Throughout the world, legal challenges of government climate action have become a powerful tool for young people to demand change.”
Nader Hasan, Stockwoods LLP, said:
“We are in court today to argue that the climate emergency is a threat unlike the world has ever known. It will lead to a range of disasters that puts the very lives of young people at risk through increased risk of disease, extreme weather and the breakdown of food systems, cultural practices and political security across the globe.
“The Ontario government is aware of this threat, and yet it passed a law that gutted the climate target for the province.”
Sophia Mathur, Sudbury, Ont., said:
“The climate crisis is going to impact everyone, both now and into the future. It is important for me to be part of this case because we need to stand up for the generations to come and make sure they have a safe and liveable planet.”
Zoe Keary-Matzner, Toronto, Ont., said:
“Being involved in this case is a chance to educate people in Ontario and across Canada about why we need strong climate targets to make sure we have a safe and sustainable future.”
Shaelyn Wabegijig, Peterborough, Ont., said:
“As an Indigenous person, not only do I have the right to address the impact of climate change in court, I have a responsibility to protect the sacred land, water and air that nourishes us and should nourish future generations.”
Shelby Gagnon, Thunder Bay, Ont., said:
“I’m concerned about the impact that climate change will have on people and the land that we depend on for our survival. As an Indigenous person from northern Ontario, I am already witnessing the impact of climate change on my community.”
Alex Neufeldt, Ottawa, Ont., said:
“I’m worried about the impact that climate change and extreme weather events will have on our future and the challenges that young people like me will face in building homes, businesses and communities.”
Madison Dyck, Thunder Bay, Ont., said:
“I love everything about Lake Superior- it is home to me. But the changes in the winter ice, and rising temperature of the water have me worried.

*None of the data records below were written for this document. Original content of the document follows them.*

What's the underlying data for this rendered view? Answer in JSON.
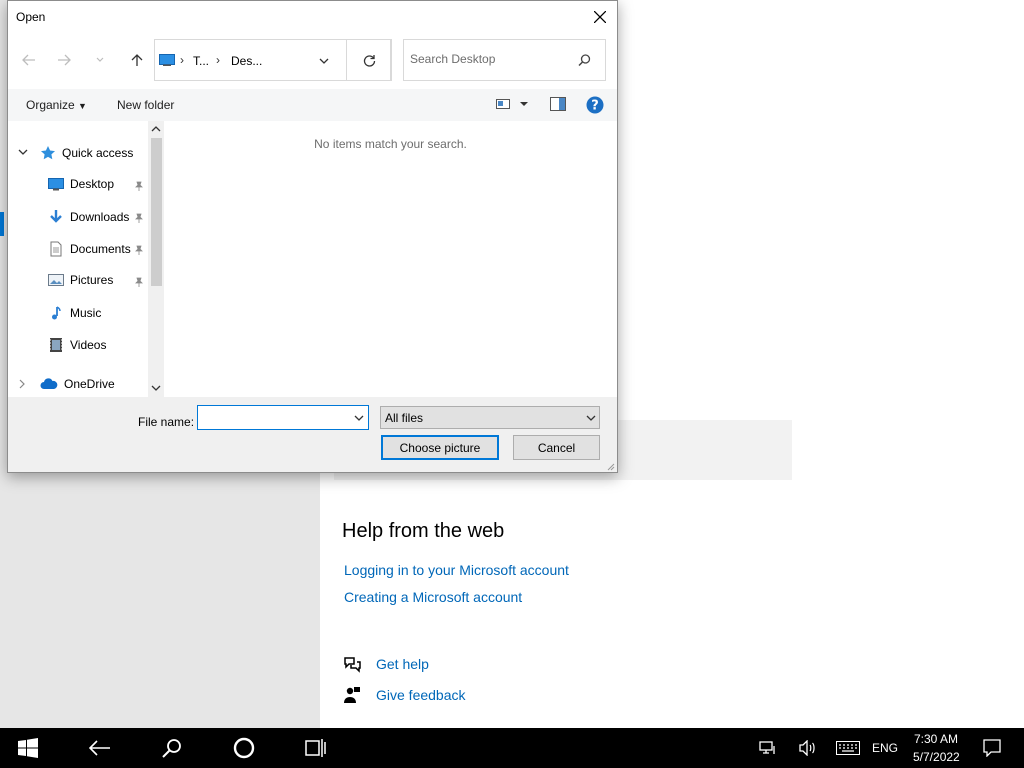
{
  "settings_page": {
    "help_title": "Help from the web",
    "web_links": [
      "Logging in to your Microsoft account",
      "Creating a Microsoft account"
    ],
    "get_help": "Get help",
    "give_feedback": "Give feedback"
  },
  "dialog": {
    "title": "Open",
    "address": {
      "crumbs": [
        "T...",
        "Des..."
      ]
    },
    "search": {
      "placeholder": "Search Desktop"
    },
    "toolbar": {
      "organize": "Organize",
      "new_folder": "New folder"
    },
    "nav": {
      "quick_access": "Quick access",
      "items": [
        {
          "label": "Desktop",
          "icon": "desktop-icon",
          "pinned": true
        },
        {
          "label": "Downloads",
          "icon": "downloads-icon",
          "pinned": true
        },
        {
          "label": "Documents",
          "icon": "documents-icon",
          "pinned": true
        },
        {
          "label": "Pictures",
          "icon": "pictures-icon",
          "pinned": true
        },
        {
          "label": "Music",
          "icon": "music-icon",
          "pinned": false
        },
        {
          "label": "Videos",
          "icon": "videos-icon",
          "pinned": false
        }
      ],
      "onedrive": "OneDrive"
    },
    "empty_message": "No items match your search.",
    "file_name_label": "File name:",
    "file_name_value": "",
    "file_type": "All files",
    "primary_button": "Choose picture",
    "cancel_button": "Cancel"
  },
  "taskbar": {
    "language": "ENG",
    "time": "7:30 AM",
    "date": "5/7/2022"
  },
  "colors": {
    "accent": "#0078d7",
    "link": "#0067b8"
  }
}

Lake Superior is one of the fastest warming lakes in the world. As a lake that is known for how cold it is, this is a serious threat to the delicate ecosystem.”
Beze Gray, Aamjiwnaang First Nation, Ont., said:
“My home of Aamjiwnaang First Nation is beside Ontario’s Chemical Valley where Canada’s largest concentration of petrochemical refineries have impacted the health and well-being of my community. I’ve experienced firsthand the devastation caused by Canada’s oil industry.”
Ecojustice uses the power of the law to defend nature, combat climate change, and fight for a healthy environment. Its strategic, public interest lawsuits and advocacy lead to precedent-setting court decisions and law and policy that deliver lasting solutions to Canada’s most urgent environmental problems. As Canada’s largest environmental law charity, Ecojustice operates offices in Vancouver, Calgary, Toronto, Ottawa, and Halifax.
Nader Hasan and Justin Safayeni, of Stockwoods LLP, are veteran constitutional lawyers with a track record of holding government to account at every level court in Canada, including at the Supreme Court of Canada. In 2017, they led the successful legal challenge to seismic testing in the landmark Indigenous rights case, Clyde River v. Petroleum Geo Services Inc., 2017 SCC 40.